On Sunday afternoon, Eric and I meandered over to a neighboring town for an afternoon of exploring (and, for Eric, playing with our new manual-transmission car!) We drove up steep mountains passes, enjoyed spectacular views of the sprawling plains, and took close-up looks at colorful bugs and butterflies.
While stopping for a break at a local inn, however, we stumbled upon the most charming scene of the day. There, nestled under the rafters of an outdoor porch, dozens of barn swallows dove and swooped gracefully around their nesting sites. Each dome-shaped nest was crafted purely from dried mud, with a small hole as the entry-way... and each small hole was crested in a grey puff of fluff. We watched in amazement as four or five miniature yellow beaks popped out of each fluff-ball! Meanwhile, mother birds perched carefully on the nests' edges to feed their little ones before swooping off again into the expansive blue sky.
I don't think I have ever seen so many baby birds at once in my life! (During the handful of minutes we gazed at the birds, upwards of six-dozen babies peeked out at us!) And I later learned that Sunday's sighting was, indeed, a rare treat.
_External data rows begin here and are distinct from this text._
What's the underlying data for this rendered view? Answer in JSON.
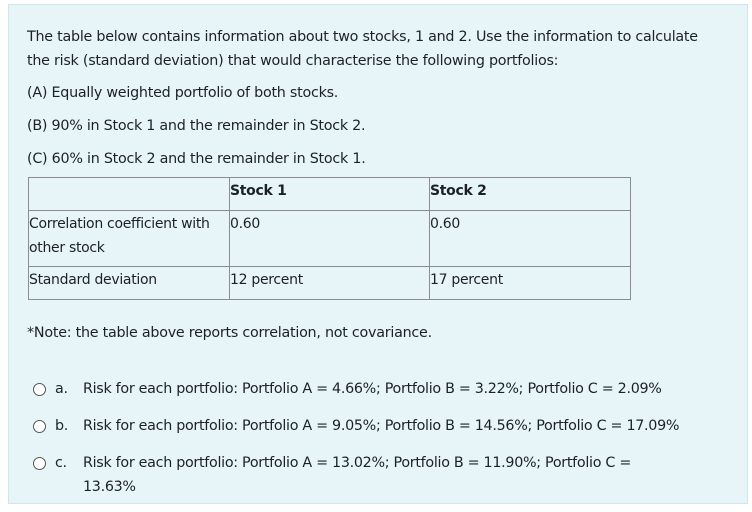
{
  "question": {
    "intro": "The table below contains information about two stocks, 1 and 2. Use the information to calculate the risk (standard deviation) that would characterise the following portfolios:",
    "items": [
      "(A) Equally weighted portfolio of both stocks.",
      "(B) 90% in Stock 1 and the remainder in Stock 2.",
      "(C) 60% in Stock 2 and the remainder in Stock 1."
    ]
  },
  "table": {
    "headers": [
      "",
      "Stock 1",
      "Stock 2"
    ],
    "rows": [
      [
        "Correlation coefficient with other stock",
        "0.60",
        "0.60"
      ],
      [
        "Standard deviation",
        "12 percent",
        "17 percent"
      ]
    ]
  },
  "note": "*Note: the table above reports correlation, not covariance.",
  "options": [
    {
      "letter": "a.",
      "text": "Risk for each portfolio: Portfolio A = 4.66%; Portfolio B = 3.22%; Portfolio C = 2.09%",
      "selected": false
    },
    {
      "letter": "b.",
      "text": "Risk for each portfolio: Portfolio A = 9.05%; Portfolio B = 14.56%; Portfolio C = 17.09%",
      "selected": false
    },
    {
      "letter": "c.",
      "text": "Risk for each portfolio: Portfolio A = 13.02%; Portfolio B = 11.90%; Portfolio C = 13.63%",
      "selected": false
    }
  ]
}
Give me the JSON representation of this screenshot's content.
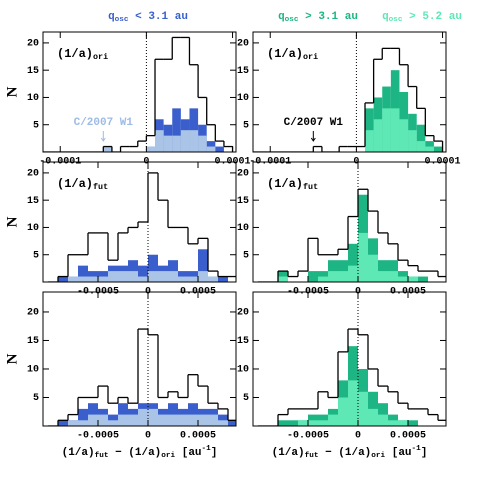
{
  "header": [
    {
      "color": "#3a5fcd",
      "parts": [
        {
          "text": "q"
        },
        {
          "text": "osc",
          "sub": true
        },
        {
          "text": " < 3.1 au"
        }
      ]
    },
    {
      "color": "#1db584",
      "parts": [
        {
          "text": "q"
        },
        {
          "text": "osc",
          "sub": true
        },
        {
          "text": " > 3.1 au"
        }
      ]
    },
    {
      "color": "#5ee8b5",
      "parts": [
        {
          "text": "q"
        },
        {
          "text": "osc",
          "sub": true
        },
        {
          "text": " > 5.2 au"
        }
      ]
    }
  ],
  "chart_data": [
    {
      "type": "histogram",
      "ylabel": "N",
      "label": [
        {
          "text": "(1/a)"
        },
        {
          "text": "ori",
          "sub": true
        }
      ],
      "marker": {
        "text": "C/2007 W1",
        "x": -5e-05,
        "color": "#9dbbe6"
      },
      "bins": [
        -0.00012,
        -0.00011,
        -0.0001,
        -9e-05,
        -8e-05,
        -7e-05,
        -6e-05,
        -5e-05,
        -4e-05,
        -3e-05,
        -2e-05,
        -1e-05,
        0,
        1e-05,
        2e-05,
        3e-05,
        4e-05,
        5e-05,
        6e-05,
        7e-05,
        8e-05,
        9e-05,
        0.0001
      ],
      "xlim": [
        -0.00012,
        0.000104
      ],
      "ylim": [
        0,
        22
      ],
      "xticks": [
        -0.0001,
        0,
        0.0001
      ],
      "yticks": [
        5,
        10,
        15,
        20
      ],
      "series": [
        {
          "style": "outline",
          "color": "#000000",
          "values": [
            0,
            0,
            0,
            0,
            0,
            0,
            0,
            1,
            0,
            1,
            1,
            2,
            3,
            17,
            17,
            21,
            21,
            16,
            10,
            5,
            2,
            1
          ]
        },
        {
          "style": "filled",
          "color": "#3a5fcd",
          "values": [
            0,
            0,
            0,
            0,
            0,
            0,
            0,
            1,
            0,
            0,
            0,
            0,
            1,
            6,
            5,
            8,
            6,
            8,
            5,
            2,
            1,
            0
          ]
        },
        {
          "style": "filled",
          "color": "#aac4e8",
          "values": [
            0,
            0,
            0,
            0,
            0,
            0,
            0,
            1,
            0,
            0,
            0,
            0,
            1,
            4,
            3,
            3,
            4,
            4,
            3,
            1,
            0,
            0
          ]
        }
      ]
    },
    {
      "type": "histogram",
      "label": [
        {
          "text": "(1/a)"
        },
        {
          "text": "ori",
          "sub": true
        }
      ],
      "marker": {
        "text": "C/2007 W1",
        "x": -5e-05,
        "color": "#000000"
      },
      "bins": [
        -0.00012,
        -0.00011,
        -0.0001,
        -9e-05,
        -8e-05,
        -7e-05,
        -6e-05,
        -5e-05,
        -4e-05,
        -3e-05,
        -2e-05,
        -1e-05,
        0,
        1e-05,
        2e-05,
        3e-05,
        4e-05,
        5e-05,
        6e-05,
        7e-05,
        8e-05,
        9e-05,
        0.0001
      ],
      "xlim": [
        -0.00012,
        0.000104
      ],
      "ylim": [
        0,
        22
      ],
      "xticks": [
        -0.0001,
        0,
        0.0001
      ],
      "yticks": [
        5,
        10,
        15,
        20
      ],
      "series": [
        {
          "style": "outline",
          "color": "#000000",
          "values": [
            0,
            0,
            0,
            0,
            0,
            0,
            0,
            1,
            0,
            0,
            1,
            1,
            1,
            9,
            17,
            19,
            19,
            16,
            12,
            8,
            3,
            2
          ]
        },
        {
          "style": "filled",
          "color": "#1db584",
          "values": [
            0,
            0,
            0,
            0,
            0,
            0,
            0,
            0,
            0,
            0,
            0,
            0,
            0,
            8,
            10,
            12,
            15,
            11,
            7,
            5,
            2,
            1
          ]
        },
        {
          "style": "filled",
          "color": "#5ee8b5",
          "values": [
            0,
            0,
            0,
            0,
            0,
            0,
            0,
            0,
            0,
            0,
            0,
            0,
            0,
            4,
            6,
            8,
            8,
            6,
            4,
            2,
            1,
            0
          ]
        }
      ]
    },
    {
      "type": "histogram",
      "ylabel": "N",
      "label": [
        {
          "text": "(1/a)"
        },
        {
          "text": "fut",
          "sub": true
        }
      ],
      "bins": [
        -0.001,
        -0.0009,
        -0.0008,
        -0.0007,
        -0.0006,
        -0.0005,
        -0.0004,
        -0.0003,
        -0.0002,
        -0.0001,
        0,
        0.0001,
        0.0002,
        0.0003,
        0.0004,
        0.0005,
        0.0006,
        0.0007,
        0.0008,
        0.0009
      ],
      "xlim": [
        -0.00105,
        0.00088
      ],
      "ylim": [
        0,
        22
      ],
      "xticks": [
        -0.0005,
        0,
        0.0005
      ],
      "yticks": [
        5,
        10,
        15,
        20
      ],
      "series": [
        {
          "style": "outline",
          "color": "#000000",
          "values": [
            0,
            1,
            5,
            5,
            9,
            9,
            4,
            9,
            10,
            11,
            20,
            15,
            10,
            10,
            7,
            8,
            2,
            1,
            1
          ]
        },
        {
          "style": "filled",
          "color": "#3a5fcd",
          "values": [
            0,
            1,
            1,
            3,
            2,
            2,
            3,
            3,
            4,
            3,
            5,
            3,
            4,
            2,
            2,
            6,
            1,
            1,
            0
          ]
        },
        {
          "style": "filled",
          "color": "#aac4e8",
          "values": [
            0,
            0,
            1,
            1,
            1,
            1,
            2,
            2,
            2,
            1,
            2,
            2,
            2,
            1,
            1,
            2,
            1,
            0,
            0
          ]
        }
      ]
    },
    {
      "type": "histogram",
      "label": [
        {
          "text": "(1/a)"
        },
        {
          "text": "fut",
          "sub": true
        }
      ],
      "bins": [
        -0.001,
        -0.0009,
        -0.0008,
        -0.0007,
        -0.0006,
        -0.0005,
        -0.0004,
        -0.0003,
        -0.0002,
        -0.0001,
        0,
        0.0001,
        0.0002,
        0.0003,
        0.0004,
        0.0005,
        0.0006,
        0.0007,
        0.0008,
        0.0009
      ],
      "xlim": [
        -0.00105,
        0.00088
      ],
      "ylim": [
        0,
        22
      ],
      "xticks": [
        -0.0005,
        0,
        0.0005
      ],
      "yticks": [
        5,
        10,
        15,
        20
      ],
      "series": [
        {
          "style": "outline",
          "color": "#000000",
          "values": [
            0,
            0,
            2,
            1,
            2,
            8,
            5,
            5,
            6,
            12,
            17,
            13,
            9,
            7,
            4,
            3,
            2,
            2,
            1
          ]
        },
        {
          "style": "filled",
          "color": "#1db584",
          "values": [
            0,
            0,
            2,
            0,
            0,
            2,
            2,
            4,
            4,
            7,
            16,
            8,
            4,
            4,
            2,
            1,
            1,
            0,
            0
          ]
        },
        {
          "style": "filled",
          "color": "#5ee8b5",
          "values": [
            0,
            0,
            1,
            0,
            0,
            0,
            1,
            2,
            2,
            3,
            9,
            5,
            2,
            2,
            1,
            1,
            0,
            0,
            0
          ]
        }
      ]
    },
    {
      "type": "histogram",
      "ylabel": "N",
      "xlabel": [
        {
          "text": "(1/a)"
        },
        {
          "text": "fut",
          "sub": true
        },
        {
          "text": " − (1/a)"
        },
        {
          "text": "ori",
          "sub": true
        },
        {
          "text": " [au"
        },
        {
          "text": "-1",
          "sup": true
        },
        {
          "text": "]"
        }
      ],
      "bins": [
        -0.001,
        -0.0009,
        -0.0008,
        -0.0007,
        -0.0006,
        -0.0005,
        -0.0004,
        -0.0003,
        -0.0002,
        -0.0001,
        0,
        0.0001,
        0.0002,
        0.0003,
        0.0004,
        0.0005,
        0.0006,
        0.0007,
        0.0008,
        0.0009
      ],
      "xlim": [
        -0.00105,
        0.00088
      ],
      "ylim": [
        0,
        23.5
      ],
      "xticks": [
        -0.0005,
        0,
        0.0005
      ],
      "yticks": [
        5,
        10,
        15,
        20
      ],
      "series": [
        {
          "style": "outline",
          "color": "#000000",
          "values": [
            0,
            1,
            2,
            5,
            5,
            7,
            4,
            5,
            4,
            17,
            16,
            5,
            6,
            5,
            9,
            7,
            4,
            3,
            1
          ]
        },
        {
          "style": "filled",
          "color": "#3a5fcd",
          "values": [
            0,
            1,
            1,
            3,
            4,
            3,
            2,
            4,
            3,
            4,
            4,
            3,
            4,
            3,
            4,
            3,
            3,
            2,
            1
          ]
        },
        {
          "style": "filled",
          "color": "#aac4e8",
          "values": [
            0,
            0,
            1,
            1,
            2,
            2,
            1,
            2,
            2,
            3,
            3,
            2,
            2,
            2,
            2,
            2,
            2,
            1,
            0
          ]
        }
      ]
    },
    {
      "type": "histogram",
      "xlabel": [
        {
          "text": "(1/a)"
        },
        {
          "text": "fut",
          "sub": true
        },
        {
          "text": " − (1/a)"
        },
        {
          "text": "ori",
          "sub": true
        },
        {
          "text": " [au"
        },
        {
          "text": "-1",
          "sup": true
        },
        {
          "text": "]"
        }
      ],
      "bins": [
        -0.001,
        -0.0009,
        -0.0008,
        -0.0007,
        -0.0006,
        -0.0005,
        -0.0004,
        -0.0003,
        -0.0002,
        -0.0001,
        0,
        0.0001,
        0.0002,
        0.0003,
        0.0004,
        0.0005,
        0.0006,
        0.0007,
        0.0008,
        0.0009
      ],
      "xlim": [
        -0.00105,
        0.00088
      ],
      "ylim": [
        0,
        23.5
      ],
      "xticks": [
        -0.0005,
        0,
        0.0005
      ],
      "yticks": [
        5,
        10,
        15,
        20
      ],
      "series": [
        {
          "style": "outline",
          "color": "#000000",
          "values": [
            0,
            0,
            2,
            3,
            3,
            3,
            6,
            5,
            13,
            17,
            16,
            10,
            7,
            6,
            4,
            3,
            3,
            2,
            1
          ]
        },
        {
          "style": "filled",
          "color": "#1db584",
          "values": [
            0,
            0,
            1,
            1,
            1,
            2,
            2,
            3,
            8,
            14,
            10,
            6,
            4,
            2,
            1,
            1,
            0,
            0,
            0
          ]
        },
        {
          "style": "filled",
          "color": "#5ee8b5",
          "values": [
            0,
            0,
            0,
            0,
            1,
            1,
            1,
            2,
            5,
            8,
            6,
            3,
            2,
            1,
            1,
            0,
            0,
            0,
            0
          ]
        }
      ]
    }
  ]
}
Barn swallows only spend twenty to thirty days in the nest before learning to fly away on their own. I felt extremely grateful to have stumbled upon the nests during this special month... when the peaceful porch of a south Texas inn was transformed into a bustling, chattering baby-bird nursery!
2 comments:
Those are fabulous photos, Jen! What a great discovery.
I must confess I didn't actually take these photos -- I found them (as I do sometimes find my pictures) on google images. They are great shots that capture just the way the birds looked, though!
[Incidentally, Eric and I returned to this site last Sunday and it was a veritable ghost town -- silent and uninhabited. A few hundred yards from the nesting sites, however, we spied several swallows darting about & could have sworn some were just a bit too tiny for ordinary swallows. Were they the babies almost-all-grown-up? Who knows... but we like to think so!]